In March 2021, Josh Holloway was cast to star in the pilot, with filming beginning in October 2021 in Tucson. In February 2023, the series was officially given a series order, with Rachel Hilson announced as a co-lead. Corbin Bernsen was announced in a recurring role the following month.

Production for the full series began in April 2023 in Albuquerque, New Mexico and the surrounding areas. In May, it was suspended due to the 2023 WGA strike. Before the strike, the pilot was shot in downtown Tucson and parts of Pima County, Arizona, from September through mid-November 2021.

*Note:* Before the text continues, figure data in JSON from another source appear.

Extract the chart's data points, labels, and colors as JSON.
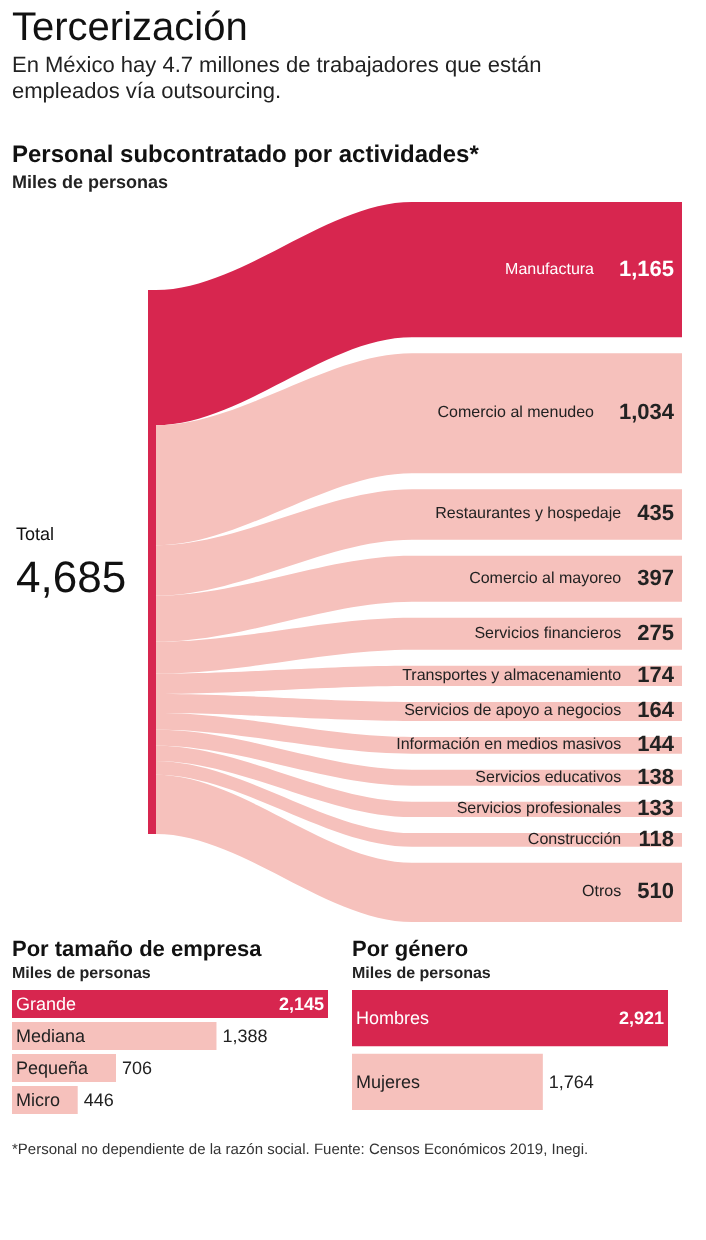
{
  "chart_data": [
    {
      "type": "other",
      "title": "Tercerización",
      "subtitle": "En México hay 4.7 millones de trabajadores que están empleados vía outsourcing."
    },
    {
      "type": "other",
      "title": "Personal subcontratado por actividades*",
      "subtitle": "Miles de personas",
      "annotations": [
        "Total",
        "4,685"
      ],
      "categories": [
        "Manufactura",
        "Comercio al menudeo",
        "Restaurantes y hospedaje",
        "Comercio al mayoreo",
        "Servicios financieros",
        "Transportes y almacenamiento",
        "Servicios de apoyo a negocios",
        "Información en medios masivos",
        "Servicios educativos",
        "Servicios profesionales",
        "Construcción",
        "Otros"
      ],
      "values": [
        1165,
        1034,
        435,
        397,
        275,
        174,
        164,
        144,
        138,
        133,
        118,
        510
      ],
      "colors": [
        "#d7264f",
        "#f6c1bc",
        "#f6c1bc",
        "#f6c1bc",
        "#f6c1bc",
        "#f6c1bc",
        "#f6c1bc",
        "#f6c1bc",
        "#f6c1bc",
        "#f6c1bc",
        "#f6c1bc",
        "#f6c1bc"
      ],
      "value_labels": [
        "1,165",
        "1,034",
        "435",
        "397",
        "275",
        "174",
        "164",
        "144",
        "138",
        "133",
        "118",
        "510"
      ]
    },
    {
      "type": "bar",
      "orientation": "horizontal",
      "title": "Por tamaño de empresa",
      "subtitle": "Miles de personas",
      "categories": [
        "Grande",
        "Mediana",
        "Pequeña",
        "Micro"
      ],
      "values": [
        2145,
        1388,
        706,
        446
      ],
      "colors": [
        "#d7264f",
        "#f6c1bc",
        "#f6c1bc",
        "#f6c1bc"
      ],
      "value_labels": [
        "2,145",
        "1,388",
        "706",
        "446"
      ]
    },
    {
      "type": "bar",
      "orientation": "horizontal",
      "title": "Por género",
      "subtitle": "Miles de personas",
      "categories": [
        "Hombres",
        "Mujeres"
      ],
      "values": [
        2921,
        1764
      ],
      "colors": [
        "#d7264f",
        "#f6c1bc"
      ],
      "value_labels": [
        "2,921",
        "1,764"
      ]
    },
    {
      "type": "other",
      "annotations": [
        "*Personal no dependiente de la razón social. Fuente: Censos Económicos 2019, Inegi."
      ]
    }
  ]
}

On July 9, 2025, Max cancelled the series after one season.

===Cars===
Ted Moser served as the picture car coordinator for Duster and procured over 250 vehicles for the show. Four separate cars were sourced for the titular 1970 Plymouth Duster 340 driven by Holloway's character Jim one "hero car" for filming only, detailed enough for close-ups, and three other stunt cars modified for camera equipment and retrofitted with automatic transmissions. Holloway took a stunt driving class in preparation for the role and filmed many of his own driving scenes; stunt driver Corey Eubanks performed the rest. Hilson's character Nina drives a 1966 Plymouth Belvedere. One scene featuring several BMWs was originally written with Audis in mind.

==Release==
A teaser trailer was released on March 19, 2025. The official trailer was released on April 30, 2025. Duster premiered on Max on May 15, 2025, with successive episodes released weekly thereafter.

==Reception==
On the review aggregator website Rotten Tomatoes, the series has an approval rating of 92% based on reviews from 35 critics. The website's critical consensus reads, "Making great use of Josh Holloway's rugged charm and a retro aesthetic that recalls 1970s television, Duster slaps a fresh coat of paint on a vintage vehicle." Metacritic, which uses a weighted average, gave it a score of 72 out of 100, based on reviews from 22 critics, indicating "generally favorable" reviews.